I'm rolling into week two of my sushi fast, and it's hard, because eating my special foods is a compulsion and now I'm trolling for other compulsions. I'm obsessing about how much I run; on Saturday, I bought an issue of Shape magazine. But the particular consumption-compulsion that kept me going through much of the past year isn't there.

And it's clarifying for me a little how -- at least for me -- buying this thing, so I can feel this way, isn't (only, or even most immediately) an issue of social justice (I could eat sushi or, like, help dig a well in Cameroon). It's also an issue of my own quality of life, because if I'm getting through the day by imagining my run-and-sushi, I'm not calling my friends or taking comfort in the winning husband-and-child combo awaiting me each day or taking the risk of saying uncomfortable shit like:


  • I think I made a mistake. I think I made a series of mistakes and am now so far from the things I once believed I wanted that I no longer know what it is I want.
  • I think answers like, "Not my will, but His," are not meaningful in the sense I once believed they were, and I'm angry/hurt/raw over that, and I wonder if I gave up things that mattered to me in an effort to live out a belief that, in reality, is more a slogan than a principle.
  • Some days -- see my last post -- I'm genuinely excited by my job. A lot of other days, I just don't want to deal with it.

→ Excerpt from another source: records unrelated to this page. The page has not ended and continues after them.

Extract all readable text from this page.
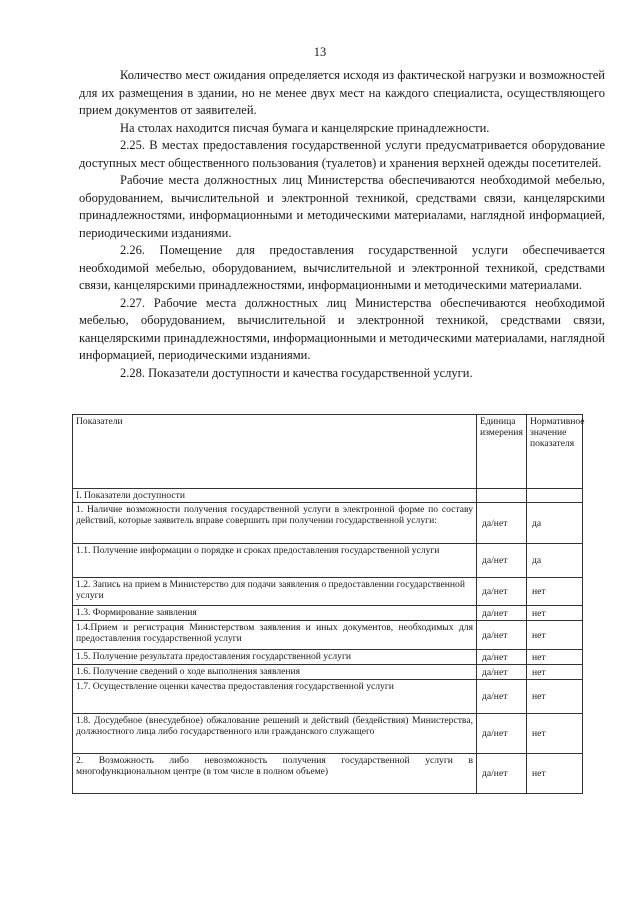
13

Количество мест ожидания определяется исходя из фактической нагрузки и возможностей для их размещения в здании, но не менее двух мест на каждого специалиста, осуществляющего прием документов от заявителей.

На столах находится писчая бумага и канцелярские принадлежности.

2.25. В местах предоставления государственной услуги предусматривается оборудование доступных мест общественного пользования (туалетов) и хранения верхней одежды посетителей.

Рабочие места должностных лиц Министерства обеспечиваются необходимой мебелью, оборудованием, вычислительной и электронной техникой, средствами связи, канцелярскими принадлежностями, информационными и методическими материалами, наглядной информацией, периодическими изданиями.

2.26. Помещение для предоставления государственной услуги обеспечивается необходимой мебелью, оборудованием, вычислительной и электронной техникой, средствами связи, канцелярскими принадлежностями, информационными и методическими материалами.

2.27. Рабочие места должностных лиц Министерства обеспечиваются необходимой мебелью, оборудованием, вычислительной и электронной техникой, средствами связи, канцелярскими принадлежностями, информационными и методическими материалами, наглядной информацией, периодическими изданиями.

2.28. Показатели доступности и качества государственной услуги.

Показатели	Единица измерения	Нормативное значение показателя
I. Показатели доступности		
1. Наличие возможности получения государственной услуги в электронной форме по составу действий, которые заявитель вправе совершить при получении государственной услуги:	да/нет	да
1.1. Получение информации о порядке и сроках предоставления государственной услуги	да/нет	да
1.2. Запись на прием в Министерство для подачи заявления о предоставлении государственной услуги	да/нет	нет
1.3. Формирование заявления	да/нет	нет
1.4.Прием и регистрация Министерством заявления и иных документов, необходимых для предоставления государственной услуги	да/нет	нет
1.5. Получение результата предоставления государственной услуги	да/нет	нет
1.6. Получение сведений о ходе выполнения заявления	да/нет	нет
1.7. Осуществление оценки качества предоставления государственной услуги	да/нет	нет
1.8. Досудебное (внесудебное) обжалование решений и действий (бездействия) Министерства, должностного лица либо государственного или гражданского служащего	да/нет	нет
2. Возможность либо невозможность получения государственной услуги в многофункциональном центре (в том числе в полном объеме)	да/нет	нет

It's hard. And buying things, to eat or drink or wear or own, is a distraction, and makes it feel like things aren't so hard. But that's only because you're distracted.

So I'm trying to stop, sushi first. Because another thing I really loved about Paris is that consuming is not a project; that eating and drinking are part of everyday life, not activities. They just, you know, eat dinner. Then they go do something else. They don't really seem to understand about low-carb or gluten-free or Paleo diets, none of which seem much more healthy or normal to me than my Safe Foods diet, but all of which kind of allow eating like mine to seem life a lifestyle choice and not a symptom of a mental illness.

I'm so blessed and so grateful for my physical health -- that I feed myself, no matter what, or how weirdly, and that I don't throw up. But I'm tired of the weirdness I have about food, and the way it separates me from other people, and the way I settle for delicious sushi when I am stressed or ashamed or disappointed or entrenched in today's existential meltdown.

Sushi's really only the answer to the following problem: hunger. For September, I'm interested in figuring what other answers to non-hunger-related problems I can come up with.